Logique ? Non. Mais Lieserl n'avait pas un fonctionnement très commun ; elle ne voyait pas le mal dans la curiosité qu'elle ressentait. Elle ne pensait pas spécialement faire peur ou mettre mal à l'aise, tout ce qu'elle voulait c'était simplement de comprendre, de mettre des mots sur la honte et le mal qu'elle ressentait, en espérant ainsi se faire pardonner si elle poussait sa « cible » jusqu'à ses limites. Tout ça parce qu'elle ne parvenait pas à mettre sa fierté de côté et à simplement demander pardon en face.
C'était donc une journée de février, et cela faisait déjà quelques semaines que Lieserl avait pris Andréas en chasse ; d'abord subtilement, en la suivant de temps en temps dans les couloirs, puis de plus en plus, dans la rue, jusque chez elle ou dans la forêt. Andréas était d'ailleurs sortie courir un peu, et Lieserl se mordit la lèvre, se demandant si sa hanche allait tenir ; après tout, ce n'était pas pour rien qu'elle était privée d'athlétisme depuis que son os était artificiel.
Mais avec quelques efforts et autres grognements de douleur, elle avait réussi à suivre le rythme, se faisant le plus petit possible, en espérant qu'Andréas ne la remarque pas -ou alors en priant très fort pour qu'elle la remarque, et que ce soit elle et non Lieserl qui prenne l'initiative.

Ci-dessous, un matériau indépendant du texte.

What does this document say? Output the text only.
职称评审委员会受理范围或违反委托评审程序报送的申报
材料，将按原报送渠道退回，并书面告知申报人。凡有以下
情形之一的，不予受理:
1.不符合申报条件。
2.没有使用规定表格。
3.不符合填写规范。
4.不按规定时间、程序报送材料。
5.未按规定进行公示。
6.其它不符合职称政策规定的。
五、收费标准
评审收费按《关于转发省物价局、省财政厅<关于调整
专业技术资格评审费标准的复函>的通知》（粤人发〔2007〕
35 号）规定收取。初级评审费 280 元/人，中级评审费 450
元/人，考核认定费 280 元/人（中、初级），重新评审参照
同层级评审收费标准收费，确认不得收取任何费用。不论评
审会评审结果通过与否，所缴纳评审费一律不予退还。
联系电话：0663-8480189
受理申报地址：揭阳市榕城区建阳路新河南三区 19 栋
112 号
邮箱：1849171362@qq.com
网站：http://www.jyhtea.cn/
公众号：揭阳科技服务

Arf ; Andréas l'avait trouvée, lui ordonnant de sortir de sa cachette. Lieserl sentit son coeur rater un battement, se demandant si c'était vraiment une bonne idée de se révéler au grand jour ; mais devant la froideur de la professeure, elle finit par se lever, reprenant une expression terriblement neutre comme elle en avait le secret.

« Je... » Je passais par là. C'est sûûûûûr qu'elle va te croire Lieserl. « Je vous suivais, oui. » Je n'aime pas mentir. « Finir ce que j'ai commencé ? » Attends mais elle croit sérieusement que j'essaie de la tuer?! « Euuuh… je crois qu'on est pas sur la même longueur d'onde. De quoi vous parlez ? » Confusion, confusion. « Je vais rien vous faire… je suis non-violente. La plupart du temps. »

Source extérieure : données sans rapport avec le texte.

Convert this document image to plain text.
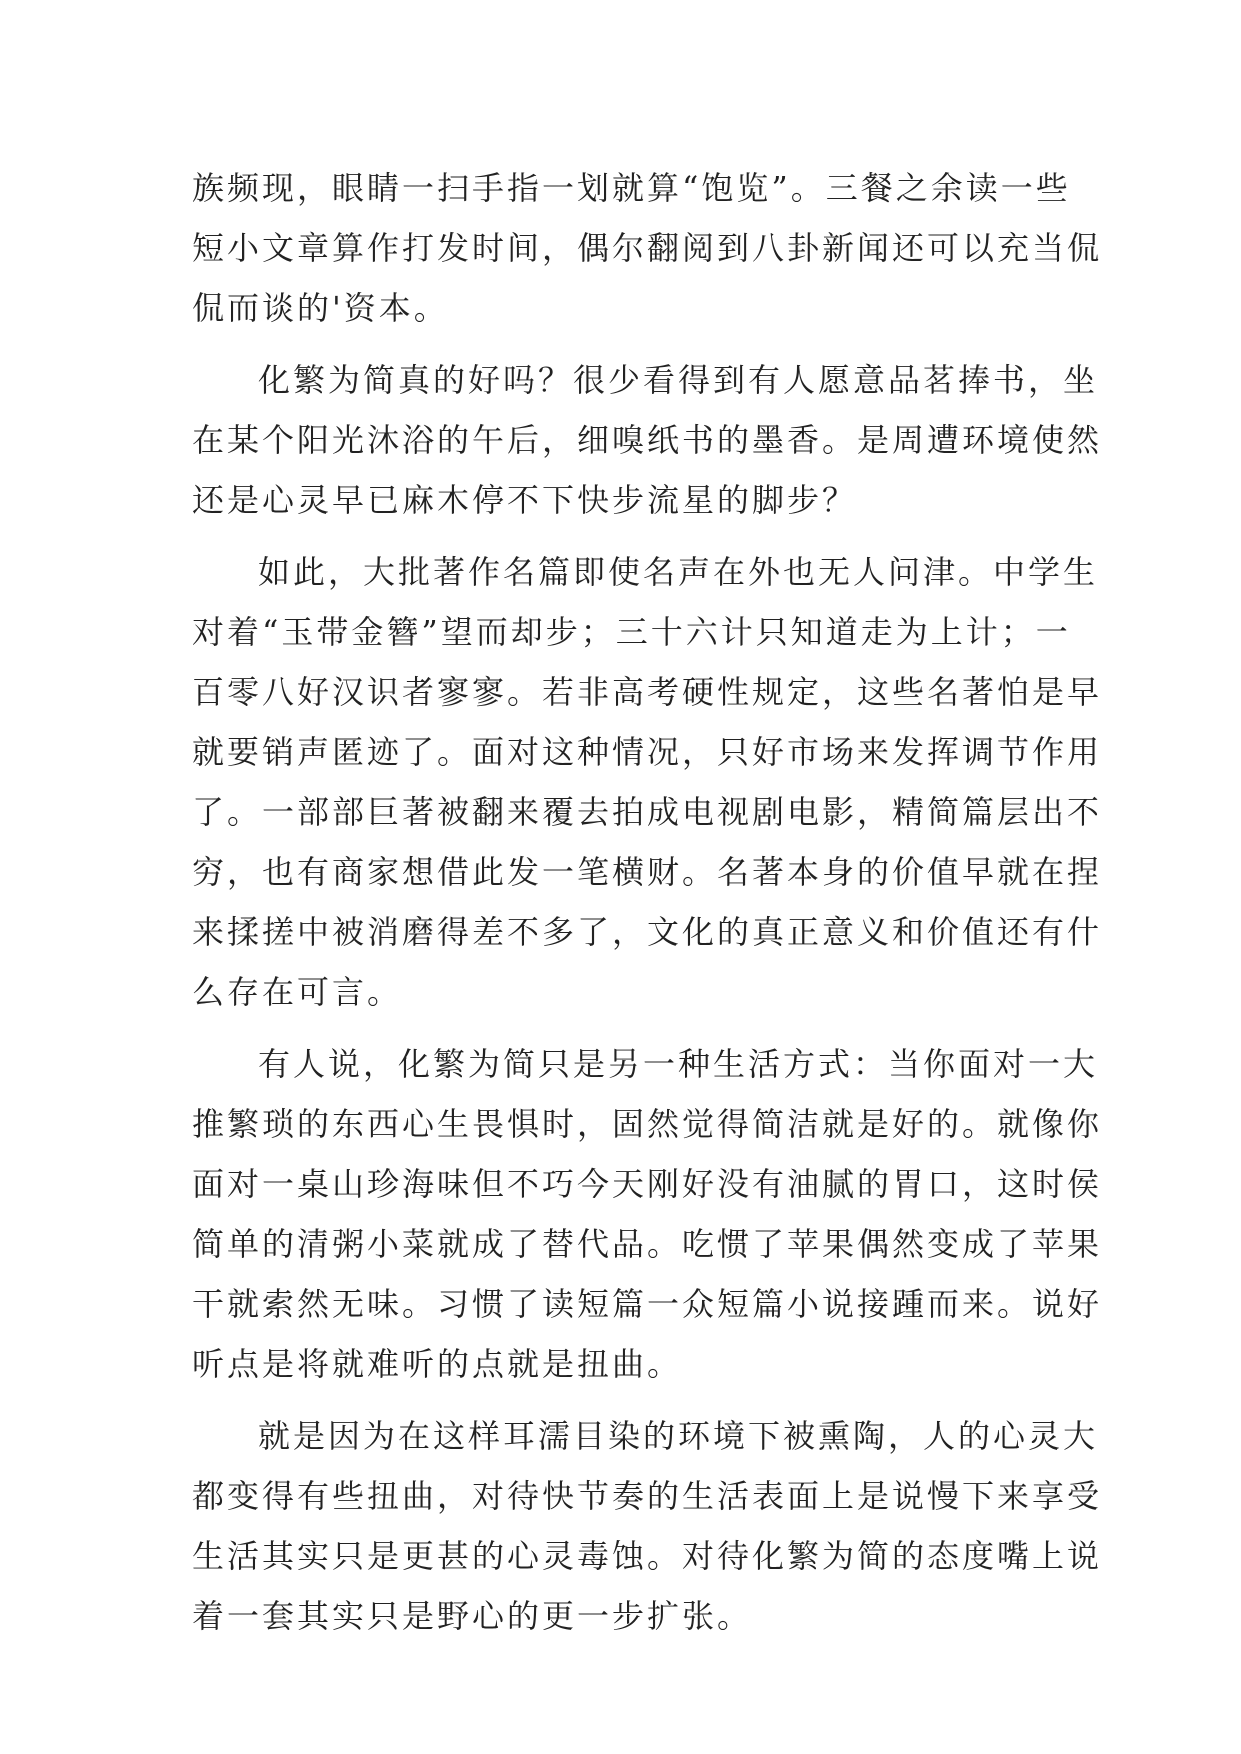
族频现，眼睛一扫手指一划就算“饱览”。三餐之余读一些
短小文章算作打发时间，偶尔翻阅到八卦新闻还可以充当侃
侃而谈的'资本。
化繁为简真的好吗？很少看得到有人愿意品茗捧书，坐
在某个阳光沐浴的午后，细嗅纸书的墨香。是周遭环境使然
还是心灵早已麻木停不下快步流星的脚步？
如此，大批著作名篇即使名声在外也无人问津。中学生
对着“玉带金簪”望而却步；三十六计只知道走为上计；一
百零八好汉识者寥寥。若非高考硬性规定，这些名著怕是早
就要销声匿迹了。面对这种情况，只好市场来发挥调节作用
了。一部部巨著被翻来覆去拍成电视剧电影，精简篇层出不
穷，也有商家想借此发一笔横财。名著本身的价值早就在捏
来揉搓中被消磨得差不多了，文化的真正意义和价值还有什
么存在可言。
有人说，化繁为简只是另一种生活方式：当你面对一大
推繁琐的东西心生畏惧时，固然觉得简洁就是好的。就像你
面对一桌山珍海味但不巧今天刚好没有油腻的胃口，这时侯
简单的清粥小菜就成了替代品。吃惯了苹果偶然变成了苹果
干就索然无味。习惯了读短篇一众短篇小说接踵而来。说好
听点是将就难听的点就是扭曲。
就是因为在这样耳濡目染的环境下被熏陶，人的心灵大
都变得有些扭曲，对待快节奏的生活表面上是说慢下来享受
生活其实只是更甚的心灵毒蚀。对待化繁为简的态度嘴上说
着一套其实只是野心的更一步扩张。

Et pour la première fois depuis des lustres, l'expression terriblement blasée de Lieserl laissa sa place à quelque chose d'autre ; ses yeux se mirent à luire légèrement, imbibés à la fois de honte et de tristesse, et elle baissa les yeux. Si elle avait été un chat ou un cheval, on aurait pu voir ses oreilles se coucher par soumission sur son crâne, tandis que ses lèvres tremblotèrent légèrement.

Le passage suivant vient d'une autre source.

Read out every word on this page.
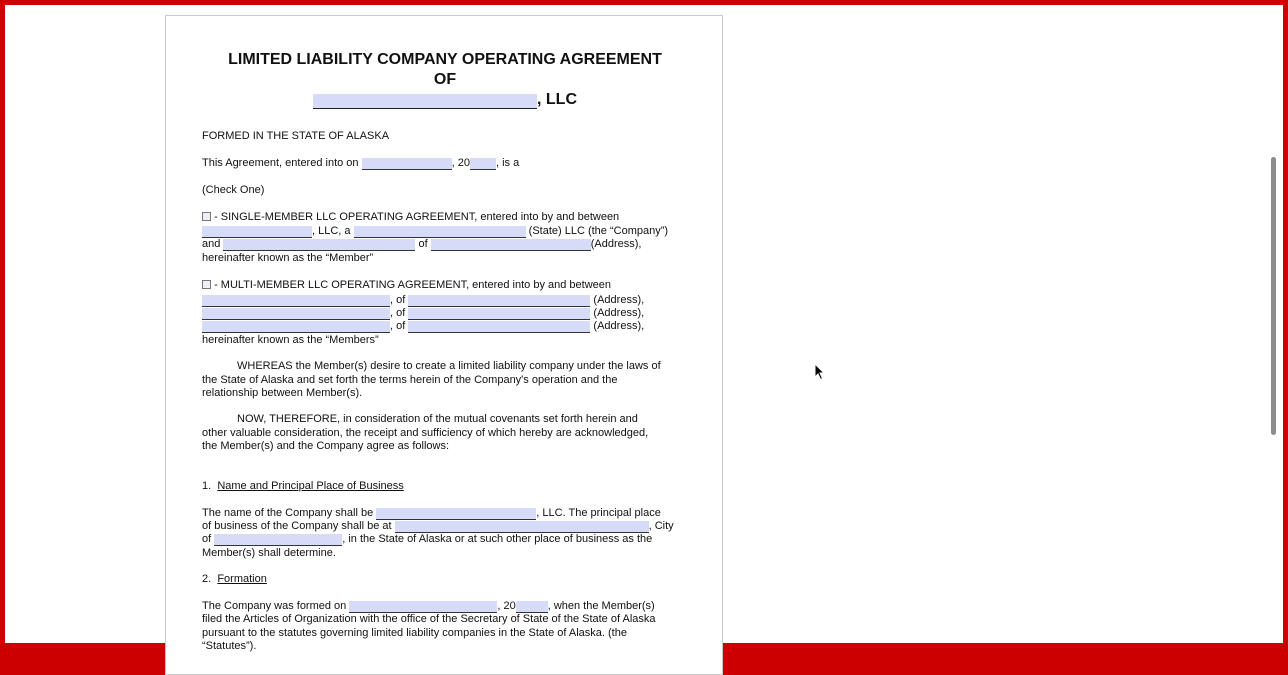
LIMITED LIABILITY COMPANY OPERATING AGREEMENT
OF
, LLC
FORMED IN THE STATE OF ALASKA
This Agreement, entered into on	, 20 , is a
(Check One)
- SINGLE-MEMBER LLC OPERATING AGREEMENT, entered into by and between
, LLC, a	(State) LLC (the “Company”)
and	of	(Address),
hereinafter known as the “Member”
- MULTI-MEMBER LLC OPERATING AGREEMENT, entered into by and between
, of	(Address),
, of	(Address),
, of	(Address),
hereinafter known as the “Members”
WHEREAS the Member(s) desire to create a limited liability company under the laws of
the State of Alaska and set forth the terms herein of the Company's operation and the
relationship between Member(s).
NOW, THEREFORE, in consideration of the mutual covenants set forth herein and
other valuable consideration, the receipt and sufficiency of which hereby are acknowledged,
the Member(s) and the Company agree as follows:
1. Name and Principal Place of Business
The name of the Company shall be	, LLC. The principal place
of business of the Company shall be at	, City
of	, in the State of Alaska or at such other place of business as the
Member(s) shall determine.
2. Formation
The Company was formed on	, 20	, when the Member(s)
filed the Articles of Organization with the office of the Secretary of State of the State of Alaska
pursuant to the statutes governing limited liability companies in the State of Alaska. (the
“Statutes”).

« Je ne vous hais pas. » Va, je ne te hais point, comme dirait l'autre. « C'est juste que… je sais pas. Je ne voulais pas vous faire mal, et je ne sais pas comment me faire pardonner. » Tu viens d'admettre que tu es coupable, tu en es consciente? « Je voulais pas vous faire tomber, c'était pas le but… c'est juste que… raaah ! »

Lieserl fit un mouvement de recul ; elle ne trouvait pas ses mots, elle n'avait aucune idée de comment s'exprimer, et ça, c'était terriblement horrible et horriblement terrible à supporter, pour quelqu'un qui avait une répartie en béton armé.